Facilitating Investments at the Farm Level
The project addressed supply and demand constraints within the agricultural inputs industry to bolster growth and competitiveness. The Productive Agriculture Project linked input dealers and lead farms to launch demonstration plots at the demand-level, conveying the potential yields and returns resulting from best agricultural practices. To help overcome the risk involved in adopting new technologies, vouchers covered the difference in cost between the new technology and current practices.
The project strengthened the distribution network of agro-input businesses by supporting linkages between retailers, wholesalers, importers, and international input dealers through trade fairs and study tours. It also supported the agro-input sector in marketing “technology packages” of high-quality, certified inputs with embedded technical assistance.
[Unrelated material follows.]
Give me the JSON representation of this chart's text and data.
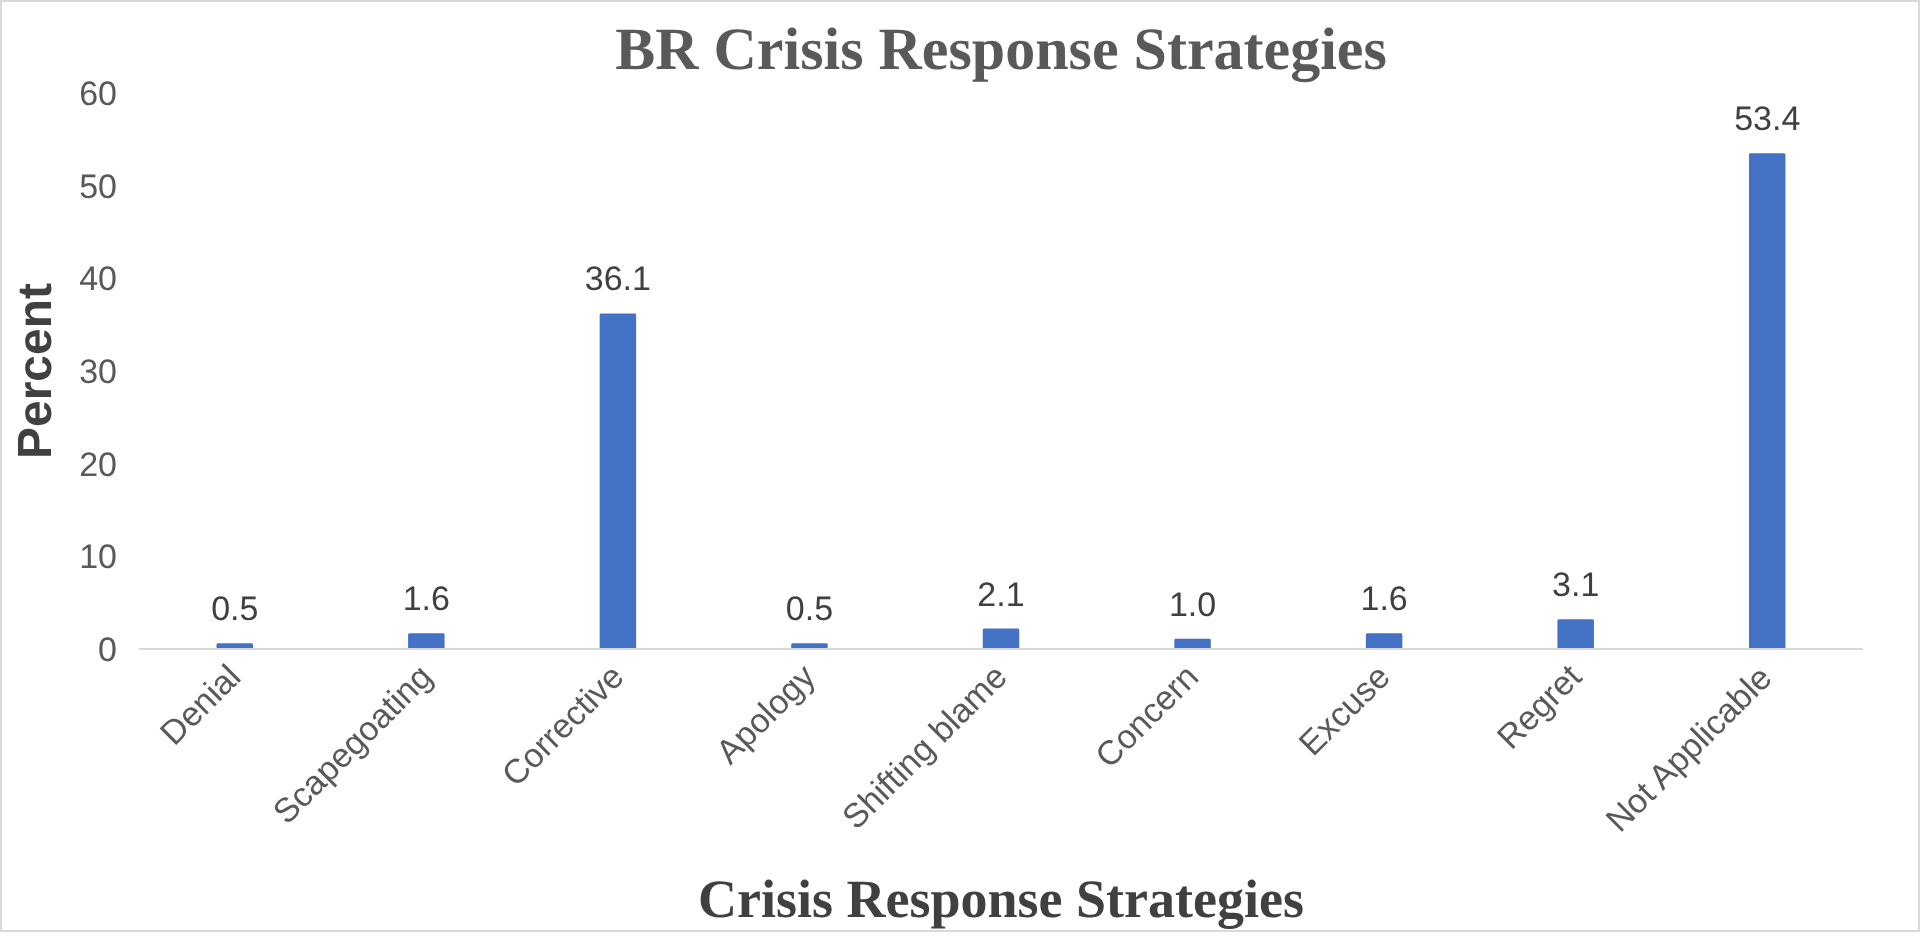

Thanks to the project’s effort, the participating input dealer network in Khatlon grew from six to 13 dealers in 2013.
The project facilitated access to finance to allow farmers and other value chain participants to invest in the required upgrades. It also provided technical assistance with loan product development to financial institutions and input dealers. Through its Mechanization Finance Program, the project provided incentive grants to Khatlon’s smallholder farmers in targeted value chains. These grants went toward investments in tractors, farm equipment, and other tools. Additionally, the project helped farmers who did not have sufficient capital to receive loans from financial institutions through an innovative loan product, which did not require collateral beyond the tractors themselves.
Value Chain Linkages Yield Success
The project improved value chain linkages to help farms investing in commercial production to secure access to premium domestic and international markets.
The project helped the lead firms engage in the dried apricot sector to establish Tajikistan Foods Association—the first industry export association of its kind—which became a major driver of value chain competitiveness. In its final year, the project worked with this and other associations on implementing quality controls, improving the Tajikistan brand, and solidifying linkages with export markets.
The project brought wholesalers and exporters to the farm gate to buy the farmers’ produce during seasonal windows when there were premium prices. This helped create long-term commercial relationships and allowed Tajikistan farmers to expand their produce sales to export markets.